It is common procedure either in large-scale reforestation projects or in large-scale farming operations for crops and the like, for germinating and growing seedlings in containers till such time they are ready to be transplanted in the field. Often the seedlings are started from seeds in a growth medium and grown in a controlled atmosphere such as in a greenhouse till the seedlings reach a desired size. In operations involving large numbers of seedlings, it is desirable to have arrangements wherein several seedlings can be germinated and grown in a suitable large container which has facilities for easily transplanting individual seedlings into the field in an easy and convenient manner. It is expedient to devise arrangements wherein the required facilities for the growth of the seedlings are best provided, and wherein at the same time handling and rehandling of the seedlings with root lumps are curtailed to the minimum.

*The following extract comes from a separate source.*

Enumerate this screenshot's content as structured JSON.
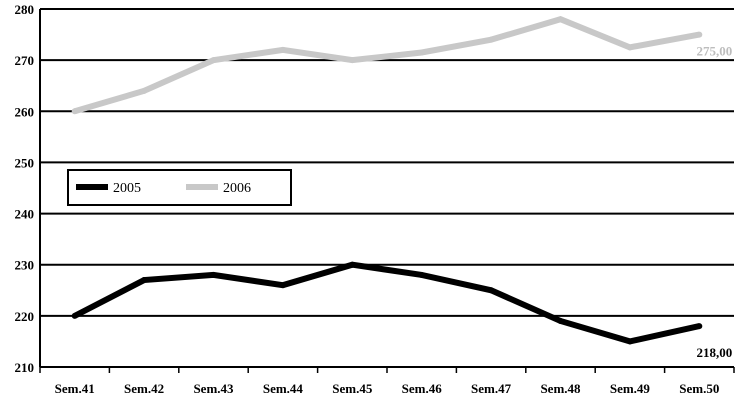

It is found from experience that when the growth medium surrounding the root structure of each seedling is in a very wet condition, the roots are liable to easy tearing and damage. The possibility of the root lumps being undesirably wet at the time of transplanting does occur in seedling arrangements which use a plurality of pot-like cells forming several containers with closed bottoms, where there is no provision for drainage of excess water.
It is equally important to ensure that the seedling arrangement offers sufficient facility and convenience to dislodge each seedling together with its root lump and growth medium in such a manner that detrimental separation of the growth medium from the roots does not occur at the time of transplantation. It is essential especially in reforestation projects to ensure that the survival chances of replanted seedlings are high, and root separation from the growth medium during transplanting is certainly to be avoided.
The geometry and disposition of the individual cells per se have a profound effect on the manner in which the roots are guided and distributed in the growth medium. If adjacent cells in a seedling unit are too close and do not provide any barriers to prevent roots of one seedling from approaching the roots of an adjacent seedling, the roots will invariably get tangled and cause problems when the seedlings are lifted out of their cells. If, on the other hand, a barrier such as a substantially cylindrical enclosure is provided for each cell, it is found in practice that roots of each seedling which start horizontally to begin with, soon hit the interior wall of the cylindrical enclosure, curve in and soon form spirals of intertwined roots which will detrimentally affect the growth of the seedling when it grows into a plant or a tree.
It is found expedient to provide vertical rib-like formations on the inside wall of each cell, whereby the roots do not form a spiral tangle; however, such vertical rib-like formations may have an undesirable tendency of directing the roots in directions other than the normal growth direction of the roots. Further, experience has shown that if the side walls of the cells have openings for draining and air admission, any roots that tend to emerge from the openings stop and are virtually pruned by the surrounding air.
In many large-scale reforestation projects, there seems to be a strong trend in favor of what is termed "elevated growing" wherein the underside of the cells is surrounded by air, and the required water for growing is supplied from the top only. The most obvious advantages of such an arrangement, as stated supra, are air admission, ease of drainage of excess water and air pruning of roots.
Reverting to yet another aspect of the geometry of the cells per se, the question as to whether the cell should necessarily have an opening at the bottom (in addition to other side openings for drainage and air admission) is governed by whether the seedlings have a tap root or not. Where the seedlings do develop a tap root, provision of an opening at the cell bottom permits the tap root to grow straight down right at the seedling stage, ensuring fast growth and good endurance against any forces while the seedling grows into a plant or a tree.
In certain situations, seedling cells made of disposable material, e.g., net-like containers, or a degradable organic material, are known to be used, thus obviating the need for removal of the seedling from the cell. These arrangements, however, suffer from severe limitations in general, especially during handling and transportation; furthermore, such disposable cells in themselves are invariably unsuitable for elevated growing without the assistance of auxiliary containers for handling and shipping.
While numerous geometrical shapes and arrangements have been developed to provide several of the aforementioned desirable features in seedling units, it has been found that in the case of reusable seedling units, removal of seedlings along with their root lumps and growth media, without the seedling sustaining any root damage or separation from growth medium, has invariably presented a problem. Accordingly, it is desirable to provide an improved construction which facilitates easy and safe removal of seedlings together with their root lumps from the cells of seedling containers, at the same time retaining the advantageous features discussed supra.